Our brother Paul Scott has been giving us excellent lessons on the English Language as used in a King James Bible. The more that we come to understand how exact our bible is, the more we can glean from it. Also, we are more sickened by the silly word changes made by modern versions. However, having an exact bible will avail us nothing if we don't know how to read it.
Both Brother Scott and I have this in common, we use the Oxford English Dictionary (Unabridged) as a tool in understanding English words as they were used in 1611. It is standard fare in Fundamentalism to use the 1828 Webster's Dictionary, but Noah Webster was hamstrung by the obvious disability of having recorded his definitions 217 years after the King James Bible was written. He is often in error.
The other common source for definitions is Strong's Exhaustive Concordance. Enterprising students eagerly look up the corresponding Greek or Hebrew number that Strong assigned to each word and they turn to the back of the concordance to get what they think is the real meaning. The problem with that little trick is that James Strong was a liberal Unitarian who despised men like Moody or Spurgeon and used the limited skills he had in the classical languages to make sure that future students only saw the definitions that he wanted them to see. He corrupted his dictionaries and boasted that he had done it. A student using a James Strong definition is swallowing a fish hook baited by hell.
What the OED (Oxford English Dictionary) does is far more instructive. The OED seeks to give definitions to English words as they are used through the centuries. After a word is given and defined, the OED will then give many examples of how that word was used in various centuries. It is not infallible, but if used as a tool it is far more helpful and accurate than Webster.

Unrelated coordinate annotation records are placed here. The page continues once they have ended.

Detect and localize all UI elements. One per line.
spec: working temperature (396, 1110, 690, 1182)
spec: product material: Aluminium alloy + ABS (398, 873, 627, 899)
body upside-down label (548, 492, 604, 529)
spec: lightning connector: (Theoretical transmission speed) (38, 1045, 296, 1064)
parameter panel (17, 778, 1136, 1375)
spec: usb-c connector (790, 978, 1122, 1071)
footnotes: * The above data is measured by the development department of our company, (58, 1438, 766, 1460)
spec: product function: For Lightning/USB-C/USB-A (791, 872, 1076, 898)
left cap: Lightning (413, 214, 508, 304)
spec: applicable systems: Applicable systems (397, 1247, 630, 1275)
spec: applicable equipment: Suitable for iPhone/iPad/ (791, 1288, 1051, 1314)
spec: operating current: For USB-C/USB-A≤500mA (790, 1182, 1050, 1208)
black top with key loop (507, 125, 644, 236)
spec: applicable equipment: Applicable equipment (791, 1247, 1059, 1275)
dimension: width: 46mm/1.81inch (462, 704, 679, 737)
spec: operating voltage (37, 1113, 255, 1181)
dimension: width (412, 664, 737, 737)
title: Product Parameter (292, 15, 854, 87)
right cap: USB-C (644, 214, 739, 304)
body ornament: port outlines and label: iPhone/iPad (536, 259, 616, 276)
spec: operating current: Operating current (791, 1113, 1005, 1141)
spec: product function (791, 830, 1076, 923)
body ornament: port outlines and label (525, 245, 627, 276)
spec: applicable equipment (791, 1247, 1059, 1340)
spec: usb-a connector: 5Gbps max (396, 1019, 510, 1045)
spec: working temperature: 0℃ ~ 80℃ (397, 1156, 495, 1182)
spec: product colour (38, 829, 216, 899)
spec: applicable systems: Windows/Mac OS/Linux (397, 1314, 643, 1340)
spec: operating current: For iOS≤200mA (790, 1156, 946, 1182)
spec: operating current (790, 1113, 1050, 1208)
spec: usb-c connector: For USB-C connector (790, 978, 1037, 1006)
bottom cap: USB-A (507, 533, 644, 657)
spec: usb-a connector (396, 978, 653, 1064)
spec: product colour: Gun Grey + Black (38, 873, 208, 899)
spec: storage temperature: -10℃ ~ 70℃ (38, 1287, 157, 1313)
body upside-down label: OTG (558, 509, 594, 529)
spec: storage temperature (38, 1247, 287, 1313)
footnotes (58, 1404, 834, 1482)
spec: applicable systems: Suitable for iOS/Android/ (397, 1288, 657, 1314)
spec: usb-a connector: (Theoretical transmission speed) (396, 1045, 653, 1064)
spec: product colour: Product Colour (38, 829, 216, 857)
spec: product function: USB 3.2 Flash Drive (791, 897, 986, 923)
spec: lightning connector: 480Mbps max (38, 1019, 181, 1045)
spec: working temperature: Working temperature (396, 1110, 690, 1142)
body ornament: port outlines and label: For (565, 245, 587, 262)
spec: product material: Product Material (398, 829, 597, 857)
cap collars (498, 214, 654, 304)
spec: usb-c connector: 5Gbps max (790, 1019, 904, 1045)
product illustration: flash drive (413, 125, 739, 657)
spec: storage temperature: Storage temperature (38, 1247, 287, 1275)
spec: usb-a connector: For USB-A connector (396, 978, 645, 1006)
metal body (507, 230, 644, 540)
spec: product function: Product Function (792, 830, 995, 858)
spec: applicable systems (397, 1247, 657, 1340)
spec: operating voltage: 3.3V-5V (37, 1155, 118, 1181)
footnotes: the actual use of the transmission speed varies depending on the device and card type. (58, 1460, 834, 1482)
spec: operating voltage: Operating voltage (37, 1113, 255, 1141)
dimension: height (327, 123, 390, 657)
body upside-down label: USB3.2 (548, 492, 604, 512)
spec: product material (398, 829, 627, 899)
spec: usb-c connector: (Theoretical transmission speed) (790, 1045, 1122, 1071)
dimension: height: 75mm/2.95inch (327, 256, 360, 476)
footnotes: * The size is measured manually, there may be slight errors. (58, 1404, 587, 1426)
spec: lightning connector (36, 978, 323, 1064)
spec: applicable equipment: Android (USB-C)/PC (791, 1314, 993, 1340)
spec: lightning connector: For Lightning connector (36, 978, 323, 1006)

Still, the single greatest way to understand any word used in the King James Bible is to look it up in every place the bible uses that same word in the same context. Then the student can go to his local library and look up the word in the OED and find how it was used in the late 16th century or early 17th century.
The King James Bible uses the word "Amongst" twice. Today it is considered antiquated and Webster sees no difference between "Amongst" and "Among". There was a difference in 1611 and there is a difference today.

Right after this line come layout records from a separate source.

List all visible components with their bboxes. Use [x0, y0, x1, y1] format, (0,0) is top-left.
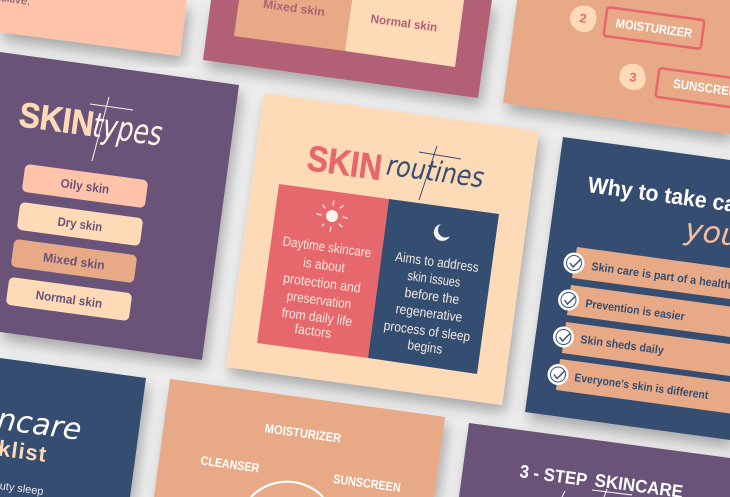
panel: peach card top left — [0, 0, 187, 56]
panel: daytime — [257, 184, 389, 358]
pill: dry skin — [17, 202, 143, 246]
text: nighttime description: Aims to address — [394, 249, 480, 275]
text: nighttime description: regenerative — [395, 301, 463, 325]
heading: 3-step skincare: 3 - STEP — [518, 461, 589, 490]
pill: oily skin — [22, 164, 148, 208]
heading: skin types — [17, 95, 165, 161]
list item 3: Skin sheds daily — [580, 334, 665, 357]
pill: normal skin: Normal skin — [35, 288, 103, 311]
heading: skin routines: routines — [385, 149, 486, 195]
icon: sun — [317, 201, 347, 231]
panel: orange steps card top right — [503, 0, 730, 134]
step 3 sunscreen: 3 — [629, 70, 637, 85]
text: daytime description: preservation — [286, 288, 352, 312]
panel: nighttime — [368, 199, 499, 374]
text: nighttime description: skin issues — [407, 268, 461, 290]
heading: skin types: types — [90, 106, 165, 155]
pill: normal skin — [6, 277, 132, 321]
panel: navy why take care card — [525, 137, 730, 440]
pill: mixed skin: Mixed skin — [42, 250, 106, 273]
text: daytime description — [281, 234, 372, 341]
list item 2 — [558, 285, 730, 337]
tile: mixed skin — [234, 0, 352, 51]
panel: skin routines center card — [226, 93, 539, 405]
step 2 moisturizer: MOISTURIZER — [615, 16, 693, 41]
pill: mixed skin — [11, 239, 137, 283]
text: daytime description: protection and — [282, 270, 362, 296]
text: daytime description: Daytime skincare — [282, 234, 372, 260]
heading: 3-step skincare — [518, 461, 684, 497]
list item 1 — [564, 247, 730, 299]
text: nighttime description: process of sleep — [383, 318, 471, 344]
text: daytime description: is about — [302, 255, 346, 275]
text: nighttime description — [383, 249, 480, 357]
step 2 moisturizer: 2 — [579, 11, 587, 26]
list item 4: Everyone's skin is different — [574, 372, 709, 402]
list item 2: Prevention is easier — [585, 298, 686, 323]
panel: purple 3-step card bottom right — [459, 423, 730, 497]
tile: normal skin — [345, 0, 464, 67]
step 3 sunscreen — [619, 64, 730, 110]
step 2 moisturizer — [570, 6, 705, 49]
panel: navy checklist card bottom left — [0, 358, 146, 497]
label: moisturizer: MOISTURIZER — [264, 421, 342, 446]
text: daytime description: factors — [294, 321, 333, 341]
icon: moon — [434, 224, 450, 241]
panel: rose skin type card — [203, 0, 492, 98]
panel: orange wheel card bottom — [154, 379, 445, 497]
label: sunscreen: SUNSCREEN — [332, 472, 402, 495]
heading: skin types: SKIN — [17, 95, 96, 144]
pill: oily skin: Oily skin — [60, 176, 110, 197]
panel: purple skin types card — [0, 52, 239, 360]
list item 3 — [553, 322, 730, 376]
list item 4 — [548, 359, 730, 414]
label: cleanser: CLEANSER — [200, 454, 260, 475]
text: nighttime description: before the — [404, 285, 460, 307]
pill: dry skin: Dry skin — [57, 215, 103, 234]
heading: skin routines: SKIN — [305, 137, 385, 188]
tile: normal skin: Normal skin — [370, 12, 438, 34]
text: daytime description: from daily life — [281, 305, 353, 329]
chart: wheel outline — [251, 482, 323, 497]
heading: skin routines — [305, 137, 486, 200]
text: nighttime description: begins — [407, 337, 444, 357]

To say that something or someone is amongst, is to say that they are being dispersed or intermixed into that crowd with whom they are amongst. Jesus Christ walked among men. He never walked amongst them. He was not becoming like them. They were all around him but he kept his identity separate. When Abraham bought a gravesite for Sarah he said, That he may give me the cave of Machpelah, which he hath, which is in the end of his field; for as much money as it is worth he shall give it me for a possession of a buryingplace amongst you, Gen. 23:9. He used the word "amongst". In other words he told the people that even though he and Sarah were from another land and had lived separate from them, in death their bodies would decay into the same earth as everyone else's did. In death we will disperse and intermix with you. Our position will shift.

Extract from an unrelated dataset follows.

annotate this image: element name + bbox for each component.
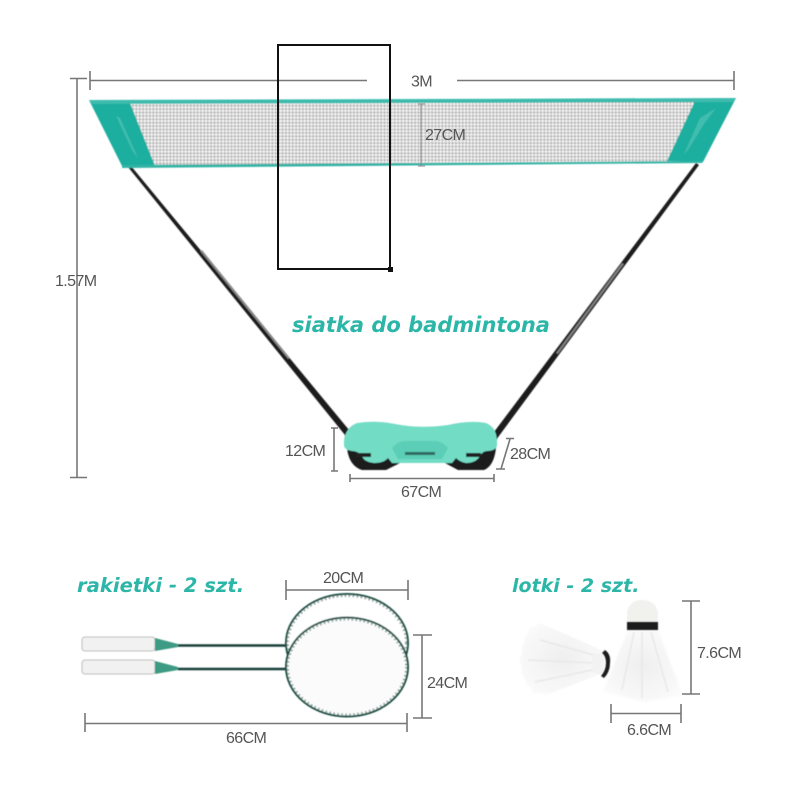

The other usage is far more interesting. Where did Adam and Eve hide after they had sinned? And they heard the voice of the LORD God walking in the garden in the cool of the day: and Adam and his wife hid themselves from the presence of the LORD God amongst the trees of the garden, Gen. 3:8. If we are to follow the same line of logic, Adam was dispersing and intermixing himself with the trees. His position shifted to be like them.
That seems odd until the Book of Ezekiel is brought into play. Behold, the Assyrian was a cedar in Lebanon with fair branches, and with a shadowing shroud, and of an high stature; and his top was among the thick boughs. The waters made him great, the deep set him up on high with her rivers running round about his plants, and sent out her little rivers unto all the trees of the field. Therefore his height was exalted above all the trees of the field, and his boughs were multiplied, and his branches became long because of the multitude of waters, when he shot forth. All the fowls of heaven made their nests in his boughs, and under his branches did all the beasts of the field bring forth their young, and under his shadow dwelt all great nations. Thus was he fair in his greatness, in the length of his branches: for his root was by great waters. The cedars in the garden of God could not hide him: the fir trees were not like his boughs, and the chesnut trees were not like his branches; nor any tree in the garden of God was like unto him in his beauty. I have made him fair by the multitude of his branches: so that all the trees of Eden, that were in the garden of God, envied him, Ezekiel 31:3-9. Those trees are demonic. Adam had taken on a fallen nature and become like them.
One little word with a slight change from normal should instantly alert every student of the word of God.